The play features a student using an app called Brighter Futures to write essays for class.
“After some argument over the ethical implications, the app is gaining popularity as a secret weapon across the school. The future is bright for all who dream of higher education, prestige and opportunity now,” the press release said.
The publication adds that “a student notices something while working on her history project. “Brighter Futures” is wrong…students agree to confront a teacher about it, only to find out teachers also use “Brighter Futures” to grade students’ work.”
The students then team up to uncover the app and the conspiracy at their school in the play, according to the publication.
Participants in Friday’s reading said the play dealt with a very relevant topic.
Jamil Nichols, from Oswego, who teaches at Thompson Junior High School in Oswego, came with some colleagues and said, “A technology-related piece would be relevant to students because the kids are really into technology and we keep it in the classroom, and we keep kids engaged.”
“I think that’s something that’s contemporary,” she said. “The play also deals with the misuse of technology and I think kids will struggle with that – should I do it or not?
“To bring this closer to students, it’s a great opportunity to introduce students to the arts, a great way to improve what we do in the classroom,” said Nichols.
Nichols’ colleague Teresa Buan, who also teaches at Thompson, said that she “already teaches classes on internet and social media safety” and said the play’s message resonated with students.
“We already have discussions about this because we are concerned about our students and the students themselves are concerned,” Buan said. “But now with all the AI (artificial intelligence) stuff, the students were having conversations with the teachers about how that would affect us.”
Buan admitted she was curious when teachers got caught, noting, “I’m curious to see how they (the playwrights) handle it.”
Amber Mak, who led Friday’s scenic reading, said the “project was really fun.”
“We thought this would be the best play for our audience and I think it will appeal to children. The music is really fun and the play is about technology and interaction with it and the conflicts that kids face all the time,” Mak said. “The conflict of how much technology you should be using and when to cross the line, and that’s cheating, that’s what schools and students are struggling with.”
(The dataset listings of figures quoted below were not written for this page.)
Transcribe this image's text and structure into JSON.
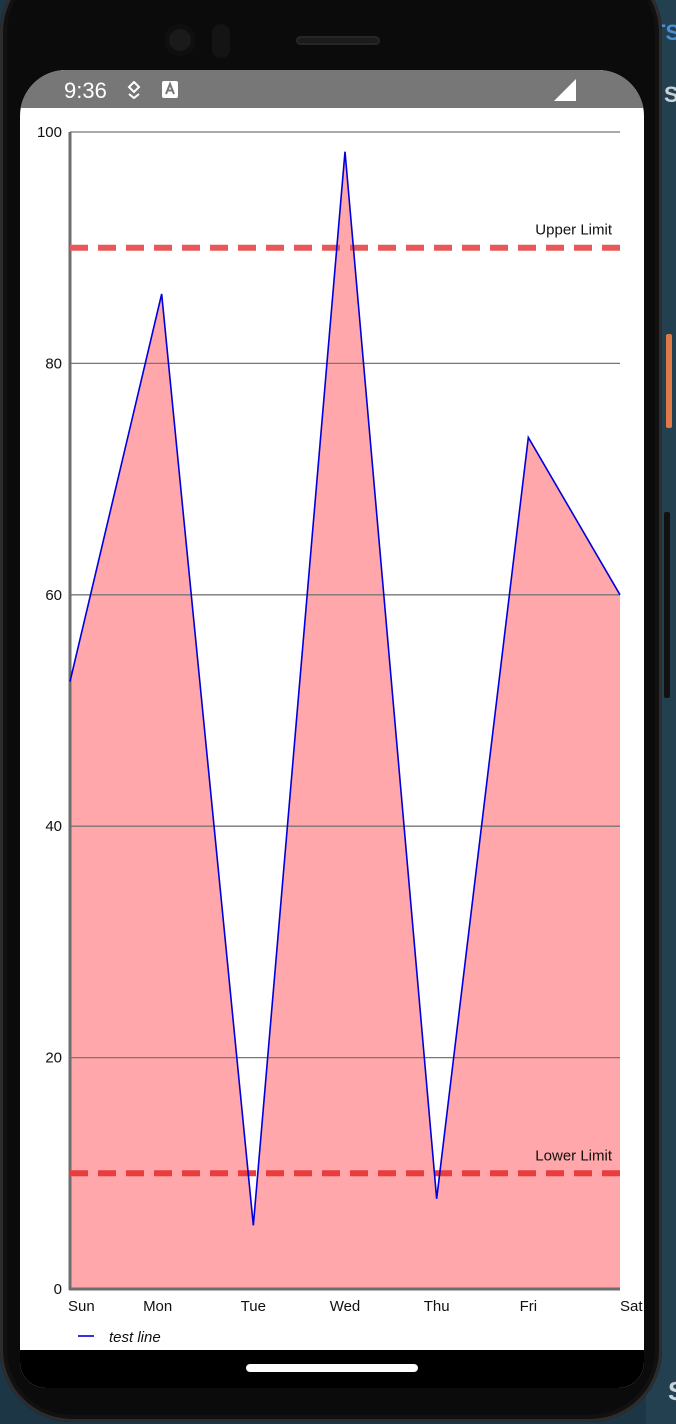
{
  "status_bar": {
    "time": "9:36",
    "icons": [
      "download-status-icon",
      "keyboard-a-icon",
      "signal-icon"
    ]
  },
  "background_app": {
    "fragments": [
      "TS",
      "S",
      "S"
    ]
  },
  "chart_data": {
    "type": "area",
    "categories": [
      "Sun",
      "Mon",
      "Tue",
      "Wed",
      "Thu",
      "Fri",
      "Sat"
    ],
    "series": [
      {
        "name": "test line",
        "values": [
          52.5,
          86,
          5.5,
          98.3,
          7.8,
          73.6,
          60
        ],
        "line_color": "#0000dd",
        "fill_color": "#ffa7aa"
      }
    ],
    "ylim": [
      0,
      100
    ],
    "yticks": [
      0,
      20,
      40,
      60,
      80,
      100
    ],
    "grid": true,
    "limit_lines": [
      {
        "label": "Upper Limit",
        "value": 90,
        "color": "#e8585a"
      },
      {
        "label": "Lower Limit",
        "value": 10,
        "color": "#ea3b3d"
      }
    ],
    "legend_position": "bottom-left"
  }
}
Jensen hopes the play will gain traction in the coming months.
“Our goal is for this to be present in many schools in the area to further increase access to the arts in our community,” Jensen said. “If we can get 5,000 or 10,000 students to watch this show in the first year and eventually make it a part of the curriculum that schools can expect, that’s our goal. We want to make sure that children of all backgrounds and experiences can come to the theater and if they can’t, we will try to bring the theater to them.”
David Sharos is a freelance reporter for The Beacon-News.